Ello exige responder de forma motivada a los recursos e impugnaciones presentados durante el proceso asambleario, revisar aquellos procedimientos que hayan generado dudas sobre la igualdad de oportunidades y garantizar que toda persona pueda participar en condiciones de transparencia y con pleno respeto a los derechos reconocidos en los Estatutos y en el Documento Organizativo.
Del mismo modo, resulta necesario revisar aquellas decisiones disciplinarias o de organización interna que hayan podido afectar al pluralismo y a la participación, especialmente cuando exista la percepción de que la discrepancia expresada de forma respetuosa ha tenido como consecuencia la exclusión de espacios de debate.
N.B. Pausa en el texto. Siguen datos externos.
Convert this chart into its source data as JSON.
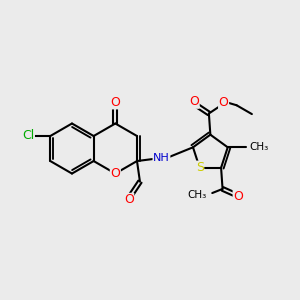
{
  "background_color": "#ebebeb",
  "atom_colors": {
    "O": "#ff0000",
    "N": "#0000cd",
    "S": "#cccc00",
    "Cl": "#00aa00",
    "C": "#000000",
    "H": "#777777"
  },
  "bond_color": "#000000",
  "bond_width": 1.5,
  "fig_w": 3.0,
  "fig_h": 3.0,
  "dpi": 100,
  "xlim": [
    0,
    10
  ],
  "ylim": [
    0.5,
    10.5
  ]
}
Una organización democrática debe ofrecer siempre garantías suficientes para que la crítica constructiva tenga cauces de expresión y revisión.
La experiencia de estos meses también deja una enseñanza evidente: la información sobre la vida de Movimiento Sumar debe llegar primero a sus bases. No resulta coherente que miembros y amigos conozcan las principales crisis internas, dimisiones o conflictos a través de los medios de comunicación mientras los canales oficiales permanecen insuficientemente activos o no ofrecen explicaciones suficientes. La transparencia empieza por respetar el derecho de quienes sostienen el proyecto a estar informados.
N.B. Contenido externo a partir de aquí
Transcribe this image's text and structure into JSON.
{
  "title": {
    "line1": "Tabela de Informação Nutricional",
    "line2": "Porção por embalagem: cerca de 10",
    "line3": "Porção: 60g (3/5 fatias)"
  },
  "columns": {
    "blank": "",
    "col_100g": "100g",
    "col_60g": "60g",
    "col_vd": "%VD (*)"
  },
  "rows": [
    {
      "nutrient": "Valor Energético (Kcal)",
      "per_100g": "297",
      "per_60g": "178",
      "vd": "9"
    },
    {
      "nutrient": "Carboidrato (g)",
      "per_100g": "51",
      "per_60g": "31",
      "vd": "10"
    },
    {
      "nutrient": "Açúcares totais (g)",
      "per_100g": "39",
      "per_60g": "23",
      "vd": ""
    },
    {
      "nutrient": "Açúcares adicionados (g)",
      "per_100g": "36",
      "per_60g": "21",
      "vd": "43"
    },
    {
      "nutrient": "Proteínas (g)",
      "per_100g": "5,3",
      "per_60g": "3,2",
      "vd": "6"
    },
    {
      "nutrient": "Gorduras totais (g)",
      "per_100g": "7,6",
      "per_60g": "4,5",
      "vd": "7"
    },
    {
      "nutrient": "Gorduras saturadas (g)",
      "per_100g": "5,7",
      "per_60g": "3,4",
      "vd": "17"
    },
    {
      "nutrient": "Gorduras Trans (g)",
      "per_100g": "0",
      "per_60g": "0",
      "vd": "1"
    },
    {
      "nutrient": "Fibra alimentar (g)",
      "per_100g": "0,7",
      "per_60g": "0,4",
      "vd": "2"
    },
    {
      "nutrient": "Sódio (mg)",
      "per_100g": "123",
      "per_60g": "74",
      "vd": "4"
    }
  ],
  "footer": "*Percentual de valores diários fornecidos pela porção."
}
Por ello, la mejor salida a la situación actual no pasa únicamente por culminar un proceso electoral acelerado, sino por abrir un nuevo tiempo de regeneración democrática. Mantener provisionalmente a los actuales responsables en funciones mientras se impulsa un proceso plenamente abierto, con asambleas territoriales, comunidades temáticas, primarias realmente abiertas y plenas garantías para todas las candidaturas, permitiría reconstruir la confianza y fortalecer la legitimidad de la futura dirección.
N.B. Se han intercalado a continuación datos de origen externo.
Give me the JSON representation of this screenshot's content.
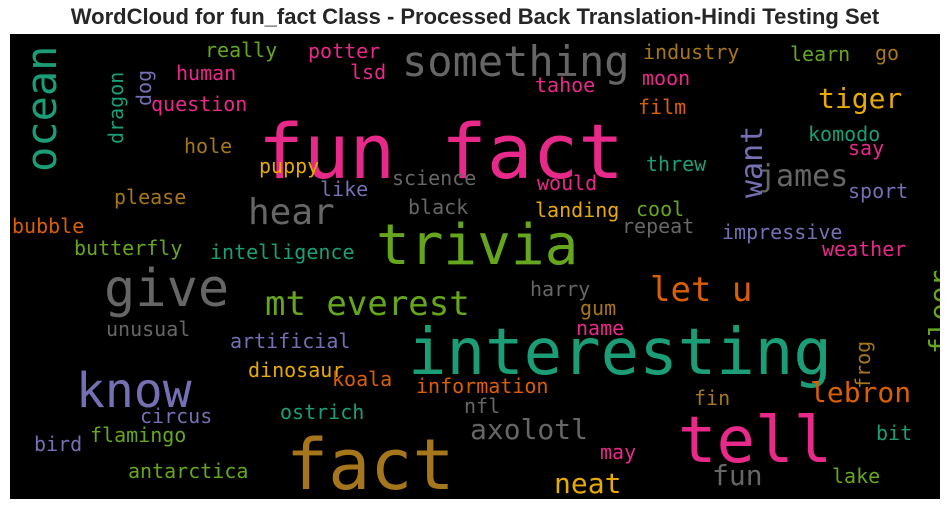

La inteligencia colectiva de miles de miembros y amigos constituye el mayor patrimonio de Movimiento Sumar. Recuperar esa energía participativa es mucho más importante que cerrar rápidamente una crisis organizativa. Porque la unidad no nace del silencio ni de la uniformidad; nace de la confianza, de la transparencia y de la convicción de que todas las voces pueden contribuir a construir un proyecto común.